Generally speaking, tenants-in-common can deal with third parties just as fully as owners of property held individually. Annot., 51 A.L.R.2d 388; Swint v. Oil Co., 184 Pa. 202, 38 A. 1021 (1897). After the notice to quit was served on Elden, the court correctly concluded that Elden's tenancy as to appellants share of the land was terminated. The notice to quit did not operate to terminate the interest of landlord and tenant between Helen M. Ahrens and Karl R. Dye and Elden. Elden testified he did not consider the appellants bound by the 1978 lease nor was there any agreement between Elden and the appellants concerning the costs of fertilizer or chemicals subsequent to the notice to quit.
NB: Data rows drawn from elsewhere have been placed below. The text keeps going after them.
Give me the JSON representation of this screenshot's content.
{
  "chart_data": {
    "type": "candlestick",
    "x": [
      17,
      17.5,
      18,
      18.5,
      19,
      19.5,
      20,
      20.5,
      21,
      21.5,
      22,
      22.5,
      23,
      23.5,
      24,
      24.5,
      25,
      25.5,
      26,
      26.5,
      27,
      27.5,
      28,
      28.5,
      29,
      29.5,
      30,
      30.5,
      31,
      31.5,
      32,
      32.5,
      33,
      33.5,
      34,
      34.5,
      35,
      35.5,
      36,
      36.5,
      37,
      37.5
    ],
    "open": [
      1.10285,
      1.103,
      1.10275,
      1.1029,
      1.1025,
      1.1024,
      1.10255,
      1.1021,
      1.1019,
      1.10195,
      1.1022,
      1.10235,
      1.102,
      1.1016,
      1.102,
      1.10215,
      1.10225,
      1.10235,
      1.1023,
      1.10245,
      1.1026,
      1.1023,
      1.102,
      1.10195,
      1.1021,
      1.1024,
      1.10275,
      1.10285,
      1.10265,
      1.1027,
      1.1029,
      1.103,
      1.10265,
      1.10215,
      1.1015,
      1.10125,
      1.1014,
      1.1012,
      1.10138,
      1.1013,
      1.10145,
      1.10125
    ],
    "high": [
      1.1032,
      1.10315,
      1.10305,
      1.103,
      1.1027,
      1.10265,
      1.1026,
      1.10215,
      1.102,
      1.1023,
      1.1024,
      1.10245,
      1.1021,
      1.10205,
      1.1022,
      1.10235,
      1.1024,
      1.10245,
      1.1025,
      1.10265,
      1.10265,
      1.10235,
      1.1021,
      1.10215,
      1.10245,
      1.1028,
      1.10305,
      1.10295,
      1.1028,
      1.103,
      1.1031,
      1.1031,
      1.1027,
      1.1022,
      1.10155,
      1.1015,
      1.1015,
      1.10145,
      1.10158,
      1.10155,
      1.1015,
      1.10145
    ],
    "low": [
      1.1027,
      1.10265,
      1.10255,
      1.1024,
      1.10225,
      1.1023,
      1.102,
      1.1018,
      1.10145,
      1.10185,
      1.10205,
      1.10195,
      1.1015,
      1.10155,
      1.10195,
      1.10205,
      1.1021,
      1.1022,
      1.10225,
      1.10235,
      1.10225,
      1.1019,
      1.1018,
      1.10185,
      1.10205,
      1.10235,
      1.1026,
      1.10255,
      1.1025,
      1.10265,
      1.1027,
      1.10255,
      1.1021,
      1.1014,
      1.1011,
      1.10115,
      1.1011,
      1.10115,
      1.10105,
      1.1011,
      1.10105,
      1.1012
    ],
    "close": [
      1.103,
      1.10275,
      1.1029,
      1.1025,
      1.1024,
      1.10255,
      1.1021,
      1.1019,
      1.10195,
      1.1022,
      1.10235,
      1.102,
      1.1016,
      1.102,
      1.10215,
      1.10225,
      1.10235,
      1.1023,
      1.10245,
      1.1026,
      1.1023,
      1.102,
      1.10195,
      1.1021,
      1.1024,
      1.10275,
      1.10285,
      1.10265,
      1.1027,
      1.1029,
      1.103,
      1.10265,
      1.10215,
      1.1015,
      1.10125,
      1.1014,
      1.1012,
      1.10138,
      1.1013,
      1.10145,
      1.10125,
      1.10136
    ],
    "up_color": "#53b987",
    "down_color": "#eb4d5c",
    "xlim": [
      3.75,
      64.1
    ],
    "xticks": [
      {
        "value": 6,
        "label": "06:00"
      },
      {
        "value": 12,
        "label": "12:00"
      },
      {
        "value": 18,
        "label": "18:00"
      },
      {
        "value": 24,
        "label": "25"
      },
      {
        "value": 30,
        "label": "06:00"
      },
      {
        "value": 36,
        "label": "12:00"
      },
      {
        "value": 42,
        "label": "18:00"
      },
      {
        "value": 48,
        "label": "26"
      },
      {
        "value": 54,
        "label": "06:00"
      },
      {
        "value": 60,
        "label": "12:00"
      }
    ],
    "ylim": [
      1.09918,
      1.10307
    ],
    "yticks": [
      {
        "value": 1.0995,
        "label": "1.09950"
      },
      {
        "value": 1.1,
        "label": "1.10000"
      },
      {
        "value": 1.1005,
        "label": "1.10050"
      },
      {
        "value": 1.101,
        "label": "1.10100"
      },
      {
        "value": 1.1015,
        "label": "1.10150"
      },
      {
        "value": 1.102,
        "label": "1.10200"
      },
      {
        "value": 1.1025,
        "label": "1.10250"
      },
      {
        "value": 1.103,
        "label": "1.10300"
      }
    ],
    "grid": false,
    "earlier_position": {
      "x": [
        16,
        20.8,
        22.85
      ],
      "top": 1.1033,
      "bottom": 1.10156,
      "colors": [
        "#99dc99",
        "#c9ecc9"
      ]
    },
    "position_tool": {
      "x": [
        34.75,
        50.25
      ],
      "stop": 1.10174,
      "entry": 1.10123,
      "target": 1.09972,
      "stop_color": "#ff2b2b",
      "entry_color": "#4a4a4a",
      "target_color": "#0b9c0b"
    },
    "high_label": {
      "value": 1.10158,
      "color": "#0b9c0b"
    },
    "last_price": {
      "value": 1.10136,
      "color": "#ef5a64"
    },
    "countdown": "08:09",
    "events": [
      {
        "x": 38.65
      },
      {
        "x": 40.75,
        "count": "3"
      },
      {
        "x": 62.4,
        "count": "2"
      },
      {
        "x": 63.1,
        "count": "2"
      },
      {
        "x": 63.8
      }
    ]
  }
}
Since there is no agency relationship between cotenants, it is clear that one of them cannot ordinarily bind his cotenants by contracts with a third person unless he is duly authorized or unless his act is thereafter ratified. Jewel Tea Co. v. Eagle Realty Co., 70 F. Supp. 918 (D.Neb.1947). See Volkmer, Nebraska Law of Concurrent Ownership, 13 Creighton L.Rev. 513 (1979). Appellees contend that the acceptance by Steven K. Dye and Joan E. Siemonsma of the proceeds of the sale of the crops and the benefits of Elden's services operated to ratify the lease agreement and to subject the distributive shares of Steven K. Dye and Joan E. Siemonsma to the reasonable value of services rendered by Elden. "Ratification" has been defined as the acceptance by remaining cotenants of benefits or rents under a lease executed by one cotenant. Jewel Tea Co. v. Eagle Realty Co., supra. The record contains no affirmative evidence of ratification subsequent to the court's determination of interests on June 6, 1978. If a tenant-in-common does nothing to mislead a third person or conduct of the tenant is not such as to warrant a third person's reliance, the tenant is not estopped to assert that he is not bound by unauthorized acts of his cotenant. First Nat. Bank v. Morgan, 172 Neb. 849, 112 N.W.2d 26 (1961); Annot., 93 A.L.R.2d 352 (1964); 86 C.J.S. Tenancy in Common ยง 129 (1954). Absent some affirmative evidence, we cannot assume ratification. The acceptance by the appellants of their distributive share, which included the proceeds of the sale of crops, is not sufficient to constitute ratification. It is well established that a tenant who plants crops knowing the terms of his lease will expire before they can be harvested loses all his interest in the crop upon termination of the lease. Goings v. Gerken, 200 Neb. 247, 263 N.W.2d 655 (1978); Peterson v. Vak, 160 Neb. 450, 70 N.W.2d 436 (1955). Elden did receive $13,775 for his services and costs from the distributive shares of Helen M. Ahrens and Karl R. Dye, pursuant to their lease agreement. The pertinent rule is stated in Trowbridge v. Donner, 152 Neb. 206, 212, 40 N.W.2d 655, 659 (1950):

While such a lease as this [a lease of realty by one tenant-in-common without ratification of the cotenants] may be upheld under certain conditions in a contest between the lessor and the lessee, yet, it is universally held that such a lease may be avoided by any of the tenants in common who did not execute it or subsequently ratify its execution.

Therefore, the judgment is reversed and the cause remanded with directions that the trial court reinstate the order of November 13, 1978.

REVERSED AND REMANDED WITH DIRECTIONS.